Unlike his predecessor, Mr. Barton, 28, said he works and doesn’t have “a ton of extra time,” so he won’t be able to dedicate as many hours as Mr. Rose does to the garden. That means it could return to a more communal mode of operation.

Magali Regis, a board member at the New York City Community Garden Coalition who has also been a member at the Creative Little Garden for the past 15 years, said that under David Crane, the director who preceded Mr. Rose, the neighborhood was more engaged in the garden’s activities. “In the last couple of years, I would say Steve and Ron have taken it upon themselves to do everything because they have the time. They’re both retired,” Mrs. Regis said. “So they haven’t really been involving the community as much.”

Under its new director, that’s likely to change. Mr.
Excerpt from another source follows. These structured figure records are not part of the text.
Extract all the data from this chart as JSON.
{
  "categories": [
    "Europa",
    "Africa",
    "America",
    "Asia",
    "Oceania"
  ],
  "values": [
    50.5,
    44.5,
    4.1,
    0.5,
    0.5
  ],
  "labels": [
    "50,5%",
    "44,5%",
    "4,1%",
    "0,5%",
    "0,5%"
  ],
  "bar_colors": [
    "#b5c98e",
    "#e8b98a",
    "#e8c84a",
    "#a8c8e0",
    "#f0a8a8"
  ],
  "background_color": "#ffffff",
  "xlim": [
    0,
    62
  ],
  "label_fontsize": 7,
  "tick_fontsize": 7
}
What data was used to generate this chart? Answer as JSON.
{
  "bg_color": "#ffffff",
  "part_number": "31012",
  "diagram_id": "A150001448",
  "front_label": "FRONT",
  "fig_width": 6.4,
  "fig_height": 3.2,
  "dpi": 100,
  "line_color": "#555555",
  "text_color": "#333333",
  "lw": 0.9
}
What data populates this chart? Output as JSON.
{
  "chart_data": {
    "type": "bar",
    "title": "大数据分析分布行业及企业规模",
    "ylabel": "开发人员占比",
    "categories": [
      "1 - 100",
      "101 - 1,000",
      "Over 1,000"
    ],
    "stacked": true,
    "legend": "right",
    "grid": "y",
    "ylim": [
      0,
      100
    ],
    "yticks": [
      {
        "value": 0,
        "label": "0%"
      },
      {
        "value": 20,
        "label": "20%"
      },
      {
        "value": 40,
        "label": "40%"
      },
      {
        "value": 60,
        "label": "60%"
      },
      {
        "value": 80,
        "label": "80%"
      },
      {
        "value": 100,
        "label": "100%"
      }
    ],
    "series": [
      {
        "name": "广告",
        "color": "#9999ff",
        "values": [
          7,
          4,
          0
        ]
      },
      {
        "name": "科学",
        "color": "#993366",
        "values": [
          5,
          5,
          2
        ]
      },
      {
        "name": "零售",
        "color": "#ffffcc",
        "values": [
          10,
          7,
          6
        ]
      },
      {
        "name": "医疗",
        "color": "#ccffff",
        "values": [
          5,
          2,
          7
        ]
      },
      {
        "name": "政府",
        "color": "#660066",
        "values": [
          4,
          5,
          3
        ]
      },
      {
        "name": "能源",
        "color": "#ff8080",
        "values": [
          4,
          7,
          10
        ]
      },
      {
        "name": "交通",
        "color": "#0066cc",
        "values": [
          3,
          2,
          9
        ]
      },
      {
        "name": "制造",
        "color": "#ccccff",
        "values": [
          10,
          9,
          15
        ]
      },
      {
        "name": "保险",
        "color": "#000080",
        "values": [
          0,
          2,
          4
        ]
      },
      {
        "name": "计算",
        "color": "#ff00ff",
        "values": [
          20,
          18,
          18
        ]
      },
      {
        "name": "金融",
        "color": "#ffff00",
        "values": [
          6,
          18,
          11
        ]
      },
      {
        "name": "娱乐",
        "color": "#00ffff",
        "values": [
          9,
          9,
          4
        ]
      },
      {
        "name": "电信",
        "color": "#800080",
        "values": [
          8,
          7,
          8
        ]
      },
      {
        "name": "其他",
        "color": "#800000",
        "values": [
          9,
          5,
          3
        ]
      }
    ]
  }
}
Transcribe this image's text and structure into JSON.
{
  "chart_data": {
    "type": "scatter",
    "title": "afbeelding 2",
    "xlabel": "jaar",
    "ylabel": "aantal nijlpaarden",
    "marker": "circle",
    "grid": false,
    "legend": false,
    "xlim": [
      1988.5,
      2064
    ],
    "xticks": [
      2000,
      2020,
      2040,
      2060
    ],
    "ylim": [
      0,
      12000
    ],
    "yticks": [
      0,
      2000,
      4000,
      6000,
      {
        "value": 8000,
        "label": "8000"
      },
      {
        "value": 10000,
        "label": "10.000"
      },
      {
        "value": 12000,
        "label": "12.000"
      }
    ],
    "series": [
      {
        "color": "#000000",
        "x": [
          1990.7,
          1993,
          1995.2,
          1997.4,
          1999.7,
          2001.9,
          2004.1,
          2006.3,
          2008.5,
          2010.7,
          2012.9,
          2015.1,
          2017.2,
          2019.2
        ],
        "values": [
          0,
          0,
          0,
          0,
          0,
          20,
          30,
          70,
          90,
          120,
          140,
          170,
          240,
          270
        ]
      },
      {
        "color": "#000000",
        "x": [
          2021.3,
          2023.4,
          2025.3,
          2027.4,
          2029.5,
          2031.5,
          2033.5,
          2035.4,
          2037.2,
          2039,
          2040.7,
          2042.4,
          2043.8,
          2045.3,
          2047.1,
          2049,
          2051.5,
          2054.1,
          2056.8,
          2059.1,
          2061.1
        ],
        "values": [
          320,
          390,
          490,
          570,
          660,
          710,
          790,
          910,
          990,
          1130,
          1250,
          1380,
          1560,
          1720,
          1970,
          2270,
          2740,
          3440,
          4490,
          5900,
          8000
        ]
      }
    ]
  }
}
Barton said he’d be able to take over bureaucratic and landscaping tasks, such as filing paperwork and determining which plants need to be removed or replaced, but he’ll only be able to water plants once a week, where Mr. Rose was watering them daily. He said it would be up to the garden’s members to maintain it the rest of the time.

CLG-membershipMelvin Felix Membership Agreement indicating
the garden might close.

At a two-day membership drive last month, 71 people signed up as new members for a $20 fee; some are scheduled to open and close the garden, and others will water plants.

According to Karen Tighe, the president of the 6BC Botanical Garden an avenue away, running a community garden is the same as running a small nonprofit. “It is very time consuming,” said Ms. Tighe, who administers the garden but does not cultivate it. “What I do and what several other people do in our garden could be full-time jobs.”

She said that out of the 6BC garden’s almost 100 members, only seven are involved in non-gardening activities. “The problem is that everyone wants to sit and read in the garden or have a party, and maybe they’ll plant something,” Ms. Tighe said, “but no one wants to deal with the actual logistics of running the garden.”

Mr. Rose agreed with the sentiment. “People don’t think about those things,” he said. “They think they’re going to come to the garden, plant a petunia and leave. I hate to say it but gardening is not about gardening.”